The key predictors identified across models were clinically coherent – age, haemoglobin, cancer incidence, inflammation markers, and multimorbidity burden – supporting integration into existing care pathways and building the clinical trust essential for adoption.
What needs to happen next
Three things need to change. First, the tools must move from offline simulation to real-time validation within NHS trusts – the gap between retrospective accuracy and prospective utility remains significant. Second, lighter-weight versions of the pipeline and benchmarking tools are needed for research teams without access to high-performance computing. Third, regulators – particularly MHRA and NICE – need to work with the research community to establish reinforcement learning and human-centred design methods as recognised standards for clinical AI governance.

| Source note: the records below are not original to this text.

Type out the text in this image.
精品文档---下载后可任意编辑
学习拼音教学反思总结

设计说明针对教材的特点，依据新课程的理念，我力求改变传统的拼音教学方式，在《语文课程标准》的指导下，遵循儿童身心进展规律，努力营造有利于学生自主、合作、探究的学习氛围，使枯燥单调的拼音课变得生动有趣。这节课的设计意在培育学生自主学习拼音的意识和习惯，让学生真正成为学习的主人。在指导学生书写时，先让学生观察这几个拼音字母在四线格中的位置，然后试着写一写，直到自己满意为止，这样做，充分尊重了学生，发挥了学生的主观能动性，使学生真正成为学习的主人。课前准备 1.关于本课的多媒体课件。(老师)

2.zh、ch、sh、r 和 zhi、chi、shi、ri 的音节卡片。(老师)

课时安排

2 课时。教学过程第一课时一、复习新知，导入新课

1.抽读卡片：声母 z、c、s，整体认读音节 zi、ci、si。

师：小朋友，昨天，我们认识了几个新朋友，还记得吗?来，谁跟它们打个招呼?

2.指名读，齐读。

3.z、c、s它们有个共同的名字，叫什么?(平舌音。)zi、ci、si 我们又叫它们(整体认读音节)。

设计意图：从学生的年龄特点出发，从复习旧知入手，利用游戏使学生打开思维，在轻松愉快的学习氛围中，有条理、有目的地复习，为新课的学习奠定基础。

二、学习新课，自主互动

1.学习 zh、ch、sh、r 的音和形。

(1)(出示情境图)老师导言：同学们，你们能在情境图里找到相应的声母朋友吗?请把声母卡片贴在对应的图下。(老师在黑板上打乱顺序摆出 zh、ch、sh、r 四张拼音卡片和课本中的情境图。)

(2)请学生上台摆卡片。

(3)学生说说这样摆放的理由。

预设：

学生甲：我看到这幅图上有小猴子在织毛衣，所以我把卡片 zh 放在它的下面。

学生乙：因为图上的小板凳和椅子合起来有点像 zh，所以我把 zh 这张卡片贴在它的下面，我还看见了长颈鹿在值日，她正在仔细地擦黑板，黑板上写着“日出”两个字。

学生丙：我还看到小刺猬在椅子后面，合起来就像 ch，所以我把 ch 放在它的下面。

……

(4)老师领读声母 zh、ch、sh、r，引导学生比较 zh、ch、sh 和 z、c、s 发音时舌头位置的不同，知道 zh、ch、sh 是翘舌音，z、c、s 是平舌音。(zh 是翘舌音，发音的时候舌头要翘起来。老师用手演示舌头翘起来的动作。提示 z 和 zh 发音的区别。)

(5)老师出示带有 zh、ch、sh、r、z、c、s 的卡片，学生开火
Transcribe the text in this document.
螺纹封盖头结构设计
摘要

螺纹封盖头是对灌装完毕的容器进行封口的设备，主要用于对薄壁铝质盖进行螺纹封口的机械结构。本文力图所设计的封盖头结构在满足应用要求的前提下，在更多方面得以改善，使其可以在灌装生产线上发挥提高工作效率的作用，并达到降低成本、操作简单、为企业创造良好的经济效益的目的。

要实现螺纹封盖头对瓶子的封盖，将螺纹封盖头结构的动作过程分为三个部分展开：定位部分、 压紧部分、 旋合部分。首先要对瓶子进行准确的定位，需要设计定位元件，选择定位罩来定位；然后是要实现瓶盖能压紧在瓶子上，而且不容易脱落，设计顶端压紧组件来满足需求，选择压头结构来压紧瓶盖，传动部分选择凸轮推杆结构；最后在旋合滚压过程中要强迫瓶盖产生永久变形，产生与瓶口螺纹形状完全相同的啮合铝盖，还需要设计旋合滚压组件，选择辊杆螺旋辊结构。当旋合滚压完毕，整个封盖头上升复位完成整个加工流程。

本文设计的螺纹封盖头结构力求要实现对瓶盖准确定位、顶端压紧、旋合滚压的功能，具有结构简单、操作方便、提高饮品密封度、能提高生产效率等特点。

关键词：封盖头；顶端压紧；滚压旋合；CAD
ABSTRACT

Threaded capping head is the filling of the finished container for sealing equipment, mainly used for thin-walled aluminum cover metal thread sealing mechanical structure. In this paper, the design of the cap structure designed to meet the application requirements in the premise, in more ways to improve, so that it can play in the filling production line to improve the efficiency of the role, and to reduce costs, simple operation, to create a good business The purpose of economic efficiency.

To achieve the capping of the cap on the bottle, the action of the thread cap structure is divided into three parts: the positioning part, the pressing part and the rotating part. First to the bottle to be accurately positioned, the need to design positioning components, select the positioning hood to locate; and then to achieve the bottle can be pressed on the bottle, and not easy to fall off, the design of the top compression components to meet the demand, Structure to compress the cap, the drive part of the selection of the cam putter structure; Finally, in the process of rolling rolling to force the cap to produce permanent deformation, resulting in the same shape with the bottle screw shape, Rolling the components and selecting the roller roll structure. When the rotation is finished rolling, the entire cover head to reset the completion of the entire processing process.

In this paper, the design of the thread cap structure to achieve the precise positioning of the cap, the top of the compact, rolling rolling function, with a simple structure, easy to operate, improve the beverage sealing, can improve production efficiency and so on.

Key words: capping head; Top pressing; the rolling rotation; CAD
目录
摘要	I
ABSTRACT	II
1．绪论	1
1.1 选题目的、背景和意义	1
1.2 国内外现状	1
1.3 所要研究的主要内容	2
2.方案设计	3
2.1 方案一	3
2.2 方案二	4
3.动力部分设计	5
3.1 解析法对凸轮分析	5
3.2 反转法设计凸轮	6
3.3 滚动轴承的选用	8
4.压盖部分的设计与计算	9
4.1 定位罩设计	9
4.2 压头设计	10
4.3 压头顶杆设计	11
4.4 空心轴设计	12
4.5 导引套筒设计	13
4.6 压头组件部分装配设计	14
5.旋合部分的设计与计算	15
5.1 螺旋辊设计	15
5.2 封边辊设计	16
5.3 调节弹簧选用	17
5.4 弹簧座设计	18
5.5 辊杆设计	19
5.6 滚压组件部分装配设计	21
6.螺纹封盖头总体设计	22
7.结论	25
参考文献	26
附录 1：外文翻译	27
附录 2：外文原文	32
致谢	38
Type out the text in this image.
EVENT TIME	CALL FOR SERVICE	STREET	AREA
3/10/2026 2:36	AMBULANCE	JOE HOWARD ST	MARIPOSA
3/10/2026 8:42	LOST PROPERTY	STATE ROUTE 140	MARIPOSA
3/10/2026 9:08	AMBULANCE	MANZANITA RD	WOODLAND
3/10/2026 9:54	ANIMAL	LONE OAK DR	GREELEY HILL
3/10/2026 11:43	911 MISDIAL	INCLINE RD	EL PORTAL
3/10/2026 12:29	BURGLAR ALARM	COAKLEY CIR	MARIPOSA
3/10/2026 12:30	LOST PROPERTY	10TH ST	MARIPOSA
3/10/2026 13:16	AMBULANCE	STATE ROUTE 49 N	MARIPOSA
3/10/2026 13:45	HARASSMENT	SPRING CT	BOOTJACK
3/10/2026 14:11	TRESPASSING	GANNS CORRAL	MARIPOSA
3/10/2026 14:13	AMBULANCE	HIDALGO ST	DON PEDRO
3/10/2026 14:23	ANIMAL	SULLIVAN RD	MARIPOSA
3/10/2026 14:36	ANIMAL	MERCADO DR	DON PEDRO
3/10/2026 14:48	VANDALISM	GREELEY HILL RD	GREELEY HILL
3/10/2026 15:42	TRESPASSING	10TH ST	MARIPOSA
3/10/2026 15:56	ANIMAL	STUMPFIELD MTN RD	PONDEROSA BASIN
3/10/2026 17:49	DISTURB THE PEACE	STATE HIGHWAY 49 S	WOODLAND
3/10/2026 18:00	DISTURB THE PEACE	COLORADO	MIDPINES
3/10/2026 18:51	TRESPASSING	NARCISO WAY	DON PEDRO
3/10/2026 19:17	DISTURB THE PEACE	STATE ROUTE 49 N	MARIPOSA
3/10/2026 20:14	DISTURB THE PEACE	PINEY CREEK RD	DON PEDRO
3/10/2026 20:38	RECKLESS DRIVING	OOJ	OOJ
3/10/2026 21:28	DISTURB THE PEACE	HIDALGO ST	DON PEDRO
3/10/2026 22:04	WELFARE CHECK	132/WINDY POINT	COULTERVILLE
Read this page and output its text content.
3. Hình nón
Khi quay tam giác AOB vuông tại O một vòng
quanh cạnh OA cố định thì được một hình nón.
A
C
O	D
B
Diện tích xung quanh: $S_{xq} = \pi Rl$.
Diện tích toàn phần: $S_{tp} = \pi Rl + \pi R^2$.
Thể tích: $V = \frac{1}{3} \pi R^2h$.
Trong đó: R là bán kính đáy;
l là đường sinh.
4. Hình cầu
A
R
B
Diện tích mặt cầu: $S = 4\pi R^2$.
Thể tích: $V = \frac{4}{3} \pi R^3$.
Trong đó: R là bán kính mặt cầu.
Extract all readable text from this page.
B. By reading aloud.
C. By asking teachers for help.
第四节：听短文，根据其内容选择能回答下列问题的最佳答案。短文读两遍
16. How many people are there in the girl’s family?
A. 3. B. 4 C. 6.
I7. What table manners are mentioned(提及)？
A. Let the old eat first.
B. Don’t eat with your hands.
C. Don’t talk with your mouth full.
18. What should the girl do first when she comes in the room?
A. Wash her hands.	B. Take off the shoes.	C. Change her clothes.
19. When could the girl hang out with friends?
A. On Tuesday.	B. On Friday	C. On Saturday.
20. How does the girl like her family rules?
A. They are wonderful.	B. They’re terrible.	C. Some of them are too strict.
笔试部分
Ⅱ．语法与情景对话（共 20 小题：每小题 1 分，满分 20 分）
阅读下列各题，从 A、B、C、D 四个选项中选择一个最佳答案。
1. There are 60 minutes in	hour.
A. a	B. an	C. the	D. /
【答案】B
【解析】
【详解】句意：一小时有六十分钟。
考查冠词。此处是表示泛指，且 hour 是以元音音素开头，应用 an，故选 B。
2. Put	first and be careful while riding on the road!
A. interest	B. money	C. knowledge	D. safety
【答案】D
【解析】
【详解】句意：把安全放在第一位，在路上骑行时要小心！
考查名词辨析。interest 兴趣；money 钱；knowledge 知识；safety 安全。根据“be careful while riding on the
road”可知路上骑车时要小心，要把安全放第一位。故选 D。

Without regulatory engagement, even well-validated tools will struggle to move from research output to approved clinical system.
Lead researcher:
Sami Adnan, Nuffield Department of Primary Care Health Sciences, University of Oxford
Contact: sami.adnan@phc.ox.ac.uk
ARC OxTV theme: Novel Methods
Alignment with the 10 Year Health Plan for England:
This work directly supports the analogue to digital shift by creating standardised infrastructure for electronic health record transformation and systematic AI deployment. It also enables the sickness to prevention shift through scalable predictive tools that identify deterioration risk in patients with multiple long-term conditions.
NIHR narrative themes:
- Innovation – A novel end-to-end methodology for clinical AI, from data encoding through reinforcement learning-based model selection to a published implementation framework for multi-site deployment.
- Impact – Capacity building across 15 professional disciplines, with open-access tools enabling reproducible research on multiple long-term conditions using 6.8 million patient records.
- Investment – Open-access infrastructure reduces duplication of effort across NHS AI programmes, and evidence that simpler models can match complex ones offers a more cost-effective path to clinical AI.
Partners:
imec-SMIT (Vrije Universiteit Brussel); Stanford University Product Realization Lab; The Alan Turing Institute
Key resources:
- Health xAI Implementation Framework (iScience, 2025)
- OSF Repository – HcAI Bootcamp methodology and design templates
- OSF Repository – CPRD encoding pipeline
- OSF Repository – model training and RL benchmarking
- OSF Repository – implementation framework
- Pre-print – HcAI Bootcamp study
- HcAI Design Bootcamp website
- CPRD approved study protocol
What continues beyond ARC funding:
All tools, frameworks, and trained models are open-access, enabling continued use and adaptation. The bootcamp model is designed for replication with future cohorts, and established international partnerships continue collaborative development.